I pulled plants from a nearby beach — real sea grass — bound it together and “planted” it around the rustic on-set cabins and pathways. It was ready by rehearsal, but it was going to be either “Good job,” or “Goodbye.”

They liked it.

A few years ago, everything came full circle for me. I’d offered to do a film on alcohol and drug abuse for Communities That Care. I knew I’d need help, so I called my old buddy, Bob, the film editor — he’d retired, never married, never had a family — and, for starters, asked him why he wasn’t making films.

I mean, I’d gotten married, had kids, had to work a day job, so I didn’t have the time or the money, but he did. “I’m too lazy,” he told me. I ignored that answer and got him to work with me on the film that we called, “Say Something.”

Our next project was inspired by my finally going to a Drama Club audition for the first time after working for years on the plays.

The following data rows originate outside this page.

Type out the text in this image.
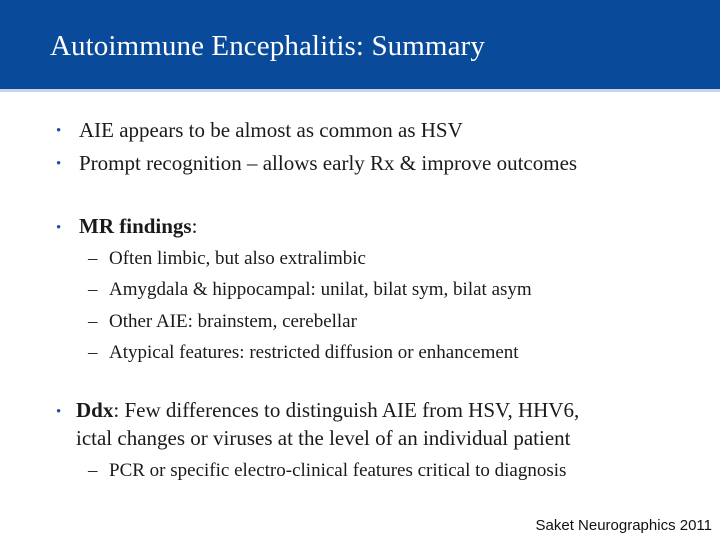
Autoimmune Encephalitis: Summary
• AIE appears to be almost as common as HSV
• Prompt recognition – allows early Rx & improve outcomes
• MR findings:
– Often limbic, but also extralimbic
– Amygdala & hippocampal: unilat, bilat sym, bilat asym
– Other AIE: brainstem, cerebellar
– Atypical features: restricted diffusion or enhancement
• Ddx: Few differences to distinguish AIE from HSV, HHV6,
ictal changes or viruses at the level of an individual patient
– PCR or specific electro-clinical features critical to diagnosis
Saket Neurographics 2011
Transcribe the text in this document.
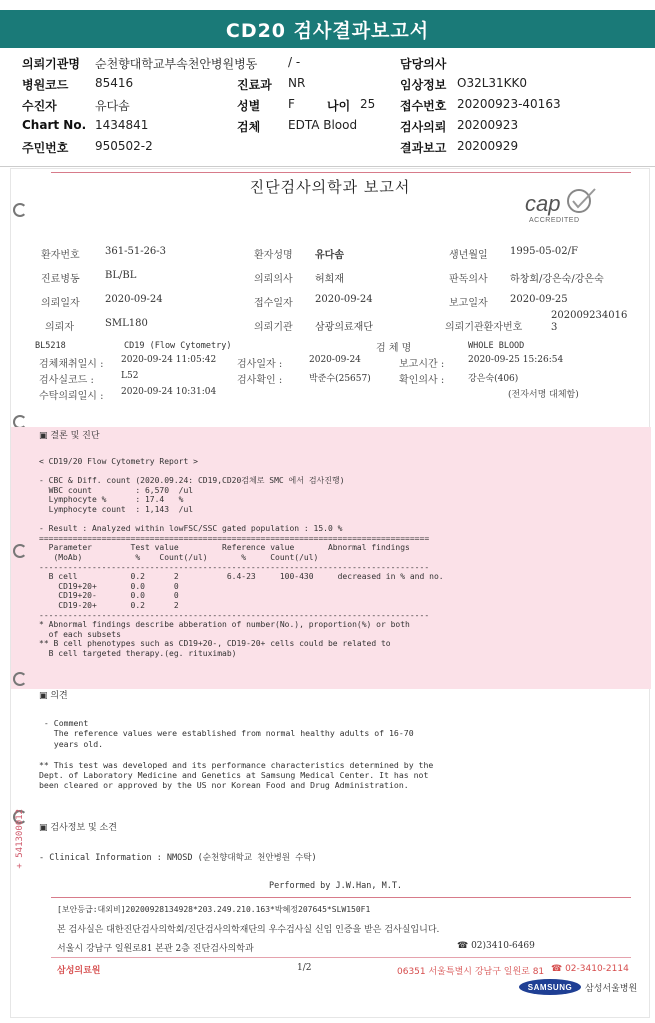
CD20 검사결과보고서
의뢰기관명 순천향대학교부속천안병원병동	/ -	담당의사
병원코드 85416	진료과 NR	임상정보 O32L31KK0
수진자	유다솜	성별 F	나이 25 접수번호 20200923-40163
Chart No. 1434841	검체 EDTA Blood	검사의뢰 20200923
주민번호 950502-2	결과보고 20200929
진단검사의학과 보고서
cap
ACCREDITED
환자번호	361-51-26-3	환자성명 유다솜	생년월일 1995-05-02/F
진료병동	BL/BL	의뢰의사 허희재	판독의사 하창회/강은숙/강은숙
의뢰일자	2020-09-24	접수일자 2020-09-24	보고일자 2020-09-25
의뢰자	SML180	의뢰기관 삼광의료재단	의뢰기관환자번호
202009234016
3
BL5218	CD19 (Flow Cytometry)	검 체 명	WHOLE BLOOD
검체채취일시 : 2020-09-24 11:05:42 검사일자 :	2020-09-24	보고시간 :	2020-09-25 15:26:54
검사실코드 :	L52	검사확인 :	박준수(25657)	확인의사 :	강은숙(406)
수탁의뢰일시 : 2020-09-24 10:31:04	(전자서명 대체함)
▣ 결론 및 진단
< CD19/20 Flow Cytometry Report >

- CBC & Diff. count (2020.09.24: CD19,CD20검체로 SMC 에서 검사진행)
WBC count         : 6,570  /ul
Lymphocyte %      : 17.4   %
Lymphocyte count  : 1,143  /ul

- Result : Analyzed within lowFSC/SSC gated population : 15.0 %
=================================================================================
Parameter        Test value         Reference value       Abnormal findings
(MoAb)           %    Count(/ul)       %     Count(/ul)
---------------------------------------------------------------------------------
B cell           0.2      2          6.4-23     100-430     decreased in % and no.
CD19+20+       0.0      0
CD19+20-       0.0      0
CD19-20+       0.2      2
---------------------------------------------------------------------------------
* Abnormal findings describe abberation of number(No.), proportion(%) or both
of each subsets
** B cell phenotypes such as CD19+20-, CD19-20+ cells could be related to
B cell targeted therapy.(eg. rituximab)
▣ 의견
- Comment
The reference values were established from normal healthy adults of 16-70
years old.

** This test was developed and its performance characteristics determined by the
Dept. of Laboratory Medicine and Genetics at Samsung Medical Center. It has not
been cleared or approved by the US nor Korean Food and Drug Administration.
▣ 검사정보 및 소견
- Clinical Information : NMOSD (순천향대학교 천안병원 수탁)
Performed by J.W.Han, M.T.
+ 541300012
[보안등급:대외비]20200928134928*203.249.210.163*박혜정207645*SLW150F1
본 검사실은 대한진단검사의학회/진단검사의학재단의 우수검사실 신임 인증을 받은 검사실입니다.
서울시 강남구 일원로81 본관 2층 진단검사의학과	☎ 02)3410-6469
삼성의료원	1/2	06351 서울특별시 강남구 일원로 81 ☎ 02-3410-2114
SAMSUNG	삼성서울병원
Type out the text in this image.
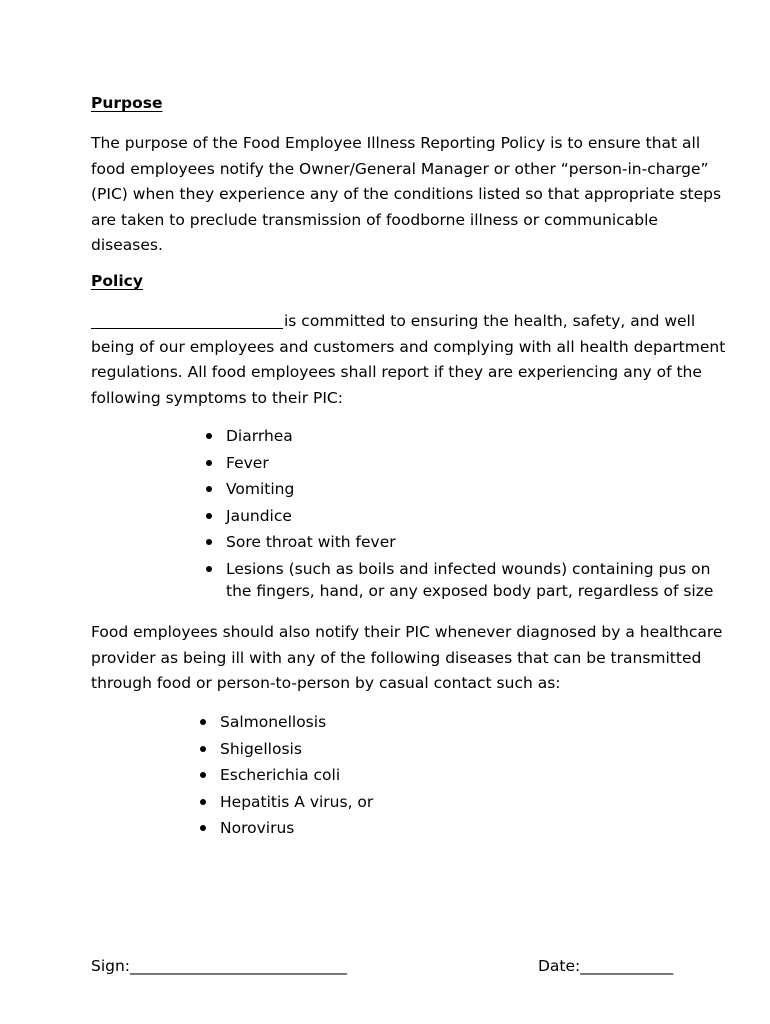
Purpose

The purpose of the Food Employee Illness Reporting Policy is to ensure that all
food employees notify the Owner/General Manager or other “person-in-charge”
(PIC) when they experience any of the conditions listed so that appropriate steps
are taken to preclude transmission of foodborne illness or communicable
diseases.

Policy

is committed to ensuring the health, safety, and well
being of our employees and customers and complying with all health department
regulations. All food employees shall report if they are experiencing any of the
following symptoms to their PIC:
Diarrhea
Fever
Vomiting
Jaundice
Sore throat with fever
Lesions (such as boils and infected wounds) containing pus on
the fingers, hand, or any exposed body part, regardless of size
Food employees should also notify their PIC whenever diagnosed by a healthcare
provider as being ill with any of the following diseases that can be transmitted
through food or person-to-person by casual contact such as:
Salmonellosis
Shigellosis
Escherichia coli
Hepatitis A virus, or
Norovirus
Sign:____________________________	Date:____________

It was so much fun I decided to film the whole process from auditions to opening night. It took three months and to his credit, Bob then edited my 120 hours of film down to one, and we called it “Behind Curtains.”

Since then, we’ve just kept going — no resources, no crew, no production bells and whistles, but no pressure either — just a lot of fun and creative freedom.

And here’s an example of the magic of it. During the making of “Teen Pod,” I got cancer and went into chemo while my friend Bob got gravely ill with cirrhosis of the liver.

On top of that there was the pandemic so there was no way that this film was ever going to get finished. Zero chance. I had much greater concerns, of course.

I was about to undergo surgery, but then I had a “Miss McEntee” flashback.

She never believed that we’d done the Lincoln film, and, although we’d started the film and been cutting it, the cast of “Teen Pod” had never seen any of that film either.

I called up some cast and crew members 48 hours before going into surgery, invited them over and said, “Just in case something goes wrong and I don’t come out of surgery, I want you guys to know we really have been working on this film.”

I’d been miserable. I hadn’t eaten in a week. But we all sat there, Franny Regan, Chris DiOrio, John Kaasik and me, watching the rough cut, talking and laughing. 

When they left, yes, I was miserable again, but I realized that the whole time they were here with me, watching the film, I wasn’t in any pain at all. Magical. And absolutely true …

Toward the end of our interview, I asked Pete about the house-painting career that had subsidized this tsunami of creativity.

“Well,” he said, “I never got a van with a name on the side because, even after 42 years of house-painting, I considered it a temporary gig.”